Emotion and Financial Traders
July 16, 2002
What role do emotions play in the decision-making of securities traders -- individuals who, by their training and inclination, are presumably among the most rational decision makers in the economy? Surprisingly, studies suggest emotions play a significant role in the thinking process.
Researchers analyzed data gathered from the autonomic nervous system responses of ten professional traders during live trading sessions. Electronic sensors attached to traders' face, hands and arms continuously monitored and recorded such physiological characteristics as skin conductance, heart rate, respiration, facial and forearm muscular activity and body temperature.
The study revealed:
- Although the physiological responses of experienced and inexperienced traders show some interesting differences, even the most highly experienced subjects exhibit significant autonomic responses that clearly correlated with market events.
- Such patterns strongly suggest that emotional responses are a significant factor in the real-time processing of financial risks, even among the most rational investors in the economy.
- These findings support other studies that point to the significance of cognitive-emotional interactions and the genesis of what, for the lack of a more precise term, we call "intuition" -- a subconscious process distinct from explicit analytical processing.
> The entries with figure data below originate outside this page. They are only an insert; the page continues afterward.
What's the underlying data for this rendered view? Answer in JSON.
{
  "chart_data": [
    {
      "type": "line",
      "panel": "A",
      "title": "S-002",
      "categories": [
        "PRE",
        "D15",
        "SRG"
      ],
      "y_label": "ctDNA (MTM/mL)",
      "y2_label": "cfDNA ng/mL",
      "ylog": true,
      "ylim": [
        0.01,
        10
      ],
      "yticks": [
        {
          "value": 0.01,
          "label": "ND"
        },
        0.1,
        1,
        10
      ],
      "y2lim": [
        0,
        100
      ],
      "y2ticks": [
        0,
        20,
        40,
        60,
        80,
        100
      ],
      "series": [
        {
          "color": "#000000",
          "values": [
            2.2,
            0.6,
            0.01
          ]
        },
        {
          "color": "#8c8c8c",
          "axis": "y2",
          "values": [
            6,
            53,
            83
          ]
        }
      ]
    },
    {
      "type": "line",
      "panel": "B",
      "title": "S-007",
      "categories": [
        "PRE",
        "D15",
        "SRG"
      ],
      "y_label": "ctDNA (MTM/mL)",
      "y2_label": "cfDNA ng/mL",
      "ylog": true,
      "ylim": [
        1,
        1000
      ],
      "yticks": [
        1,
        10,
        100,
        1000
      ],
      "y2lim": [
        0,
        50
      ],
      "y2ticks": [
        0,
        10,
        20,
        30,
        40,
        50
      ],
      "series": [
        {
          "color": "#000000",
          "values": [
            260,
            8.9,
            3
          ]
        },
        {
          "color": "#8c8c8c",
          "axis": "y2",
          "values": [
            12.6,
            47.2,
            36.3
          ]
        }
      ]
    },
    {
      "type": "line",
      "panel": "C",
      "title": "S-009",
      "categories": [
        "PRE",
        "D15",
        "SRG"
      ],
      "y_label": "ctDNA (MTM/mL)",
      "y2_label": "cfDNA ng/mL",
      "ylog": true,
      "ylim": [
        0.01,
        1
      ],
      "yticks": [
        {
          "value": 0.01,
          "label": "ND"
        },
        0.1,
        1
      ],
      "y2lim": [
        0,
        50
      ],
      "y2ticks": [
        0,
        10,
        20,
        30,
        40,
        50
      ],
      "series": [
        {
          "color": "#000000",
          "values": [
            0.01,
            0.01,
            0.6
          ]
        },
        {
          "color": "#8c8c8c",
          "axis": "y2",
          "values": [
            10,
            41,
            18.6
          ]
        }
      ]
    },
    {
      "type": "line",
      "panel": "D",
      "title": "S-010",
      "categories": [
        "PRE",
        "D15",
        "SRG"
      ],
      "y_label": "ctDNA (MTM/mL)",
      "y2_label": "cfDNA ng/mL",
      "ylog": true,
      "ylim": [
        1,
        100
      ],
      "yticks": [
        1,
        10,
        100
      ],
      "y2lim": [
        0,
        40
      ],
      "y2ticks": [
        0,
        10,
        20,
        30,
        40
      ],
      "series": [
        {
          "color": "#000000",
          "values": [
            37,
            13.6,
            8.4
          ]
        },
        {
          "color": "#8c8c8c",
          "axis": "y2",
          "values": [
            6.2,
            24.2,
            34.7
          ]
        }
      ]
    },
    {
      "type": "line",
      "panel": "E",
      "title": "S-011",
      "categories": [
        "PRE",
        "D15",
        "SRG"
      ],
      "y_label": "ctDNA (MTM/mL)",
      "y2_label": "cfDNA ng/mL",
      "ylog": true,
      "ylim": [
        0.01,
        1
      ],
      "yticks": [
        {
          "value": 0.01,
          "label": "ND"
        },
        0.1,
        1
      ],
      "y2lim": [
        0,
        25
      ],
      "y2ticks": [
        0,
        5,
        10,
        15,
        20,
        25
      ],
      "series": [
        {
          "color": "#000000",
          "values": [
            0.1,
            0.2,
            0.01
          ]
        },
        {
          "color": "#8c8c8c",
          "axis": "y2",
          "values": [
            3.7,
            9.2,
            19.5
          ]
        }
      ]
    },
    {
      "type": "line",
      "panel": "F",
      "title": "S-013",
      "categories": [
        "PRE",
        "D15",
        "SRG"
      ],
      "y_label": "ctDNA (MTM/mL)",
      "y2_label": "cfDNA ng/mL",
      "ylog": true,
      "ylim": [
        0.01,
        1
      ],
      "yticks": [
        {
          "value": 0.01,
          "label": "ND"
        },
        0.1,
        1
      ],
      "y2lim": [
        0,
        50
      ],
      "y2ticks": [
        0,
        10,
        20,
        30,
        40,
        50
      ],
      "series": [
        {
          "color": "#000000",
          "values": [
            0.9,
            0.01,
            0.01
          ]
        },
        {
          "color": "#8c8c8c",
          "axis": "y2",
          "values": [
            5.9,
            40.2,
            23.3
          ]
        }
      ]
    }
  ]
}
- In fact, the data suggest the most successful traders often seem to function without the ability (or need) to articulate the reasoning behind their decision making.
Such a conclusion may not be as puzzling as it seems. Emotion is apparently a significant determinant of the evolutionary fitness of financial traders. In short, since unsuccessful traders are generally "eliminated" from the population after a certain level of losses, the authors conjecture that the presence of emotion in the financial community is, in a Darwinian sense, desirable.
Source: Matt Nesvisky, "Measuring the Stress of Financial Traders," NBER Digest, March 2002; based on Andrew Lo and Dmitry Repin, "The Psychophysiology of Real-Time Financial Risk Processing," NBER Working Paper No. 8508, October 2001, National Bureau of Economic Research.